Dans un arrêt du 28 janvier 1997, la Chambre commerciale a ainsi jugé que « lorsque le cautionnement ne garantit qu’une partie de la dette, il n’est éteint que lorsque cette dette est intégralement payée, les paiements partiels faits par le débiteur principal s’imputant d’abord, sauf convention contraire, non alléguée en l’espèce, sur la portion non cautionnée de la dette » (Cass. com. 28 janv. 1997, n°94-19.347).
Elle a réitéré cette solution dans un arrêt du 12 janvier 2010 en précisant que lorsque le créancier était déchu de son droit aux intérêts en raison d’un manquement à l’obligation d’information annuelle, l’imputation du paiement partiel doit être cantonnée à la fraction relative au principal de la dette (Cass. com. 12 janv. 2010, n°09-11.710).

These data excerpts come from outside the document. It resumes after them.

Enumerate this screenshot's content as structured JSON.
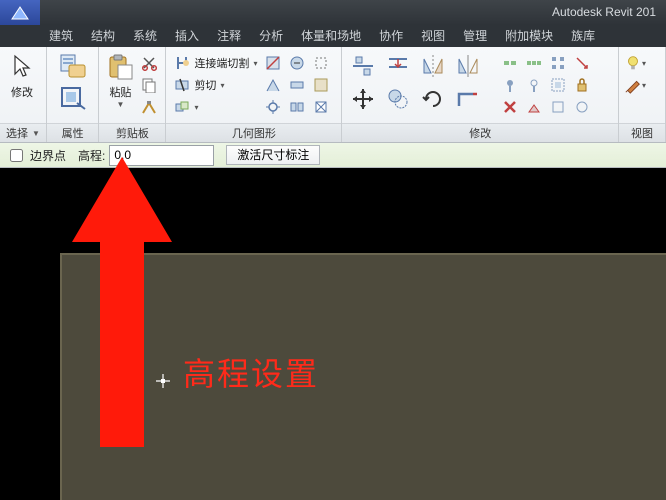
{
  "title": "Autodesk Revit 201",
  "menu": [
    "建筑",
    "结构",
    "系统",
    "插入",
    "注释",
    "分析",
    "体量和场地",
    "协作",
    "视图",
    "管理",
    "附加模块",
    "族库"
  ],
  "ribbon": {
    "select": {
      "label": "选择",
      "big": "修改"
    },
    "props": {
      "label": "属性"
    },
    "clip": {
      "label": "剪贴板",
      "big": "粘贴",
      "cut": "剪切",
      "joincut": "连接端切割"
    },
    "geom": {
      "label": "几何图形"
    },
    "modify": {
      "label": "修改"
    },
    "view": {
      "label": "视图"
    }
  },
  "opt": {
    "boundary": "边界点",
    "elev_label": "高程:",
    "elev_value": "0.0",
    "dimbtn": "激活尺寸标注"
  },
  "annotation": "高程设置"
}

Dans un arrêt du 27 mars 2012, la Cour de cassation a encore considéré que, dans l’hypothèse où des cautions solidaires garantissent des fractions distinctes d’une même dette, il y a lieu d’imputer les paiements partiels, non pas sur la fraction de la dette garantie par chacune, mais sur les fractions non couvertes par leurs engagements respectifs.

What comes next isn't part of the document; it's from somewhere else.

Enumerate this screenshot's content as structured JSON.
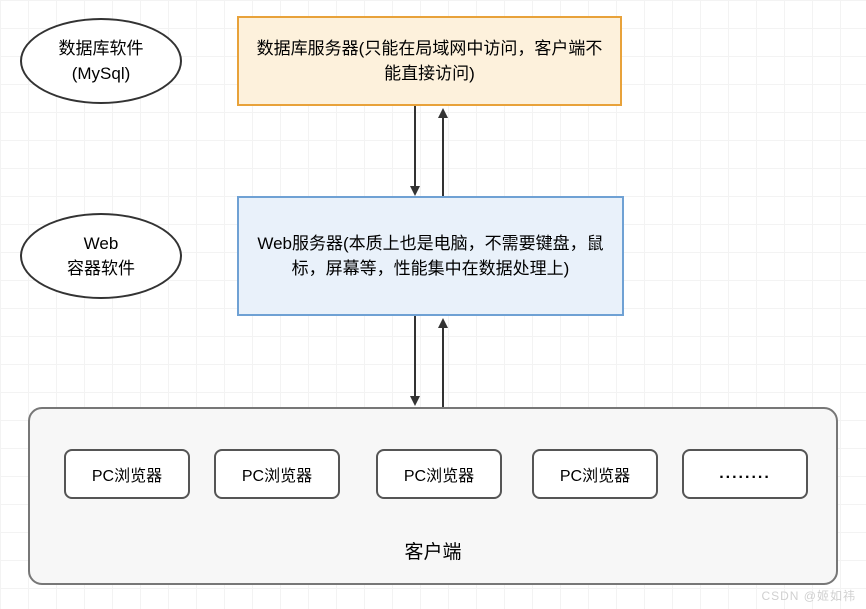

La conséquence en est, en cas de poursuite par le créancier d’une seule caution, qu’elle est susceptible d’être condamnée au paiement de l’intégralité de son obligation (Cass. com. 27 mars 2012, n°11-13.960).
Plusieurs justifications ont été avancées par les auteurs au soutien de la règle d’imputation des paiements partiels sur la fraction non cautionnée de la dette.
D’aucuns soutiennent qu’elle aurait pour fondement la fonction de garantie du cautionnement, tandis que d’autres estiment qu’elle puise sa source dans la règle subordonnant le paiement partiel du débiteur à l’acceptation du créancier (art. 1342-4, al. 1er C. civ.).
À l’analyse, l’ordonnance du n° 2016-131 du 10 février 2016 portant réforme du régime des obligations n’a apporté aucune réponse qui permettrait de trancher le débat.
Bien que, encore aujourd’hui, la position adoptée par la jurisprudence demeure sans fondement textuel, elle est approuvée par la doctrine majoritaire qui y voit la marque de l’équité et du bon sens[1].
À cet égard, les parties demeurent libres de déroger à la règle en stipulant une clause dans l’acte de cautionnement qui prévoirait que le paiement partiel du débiteur s’imputerait en priorité sur la fraction cautionnée de la dette.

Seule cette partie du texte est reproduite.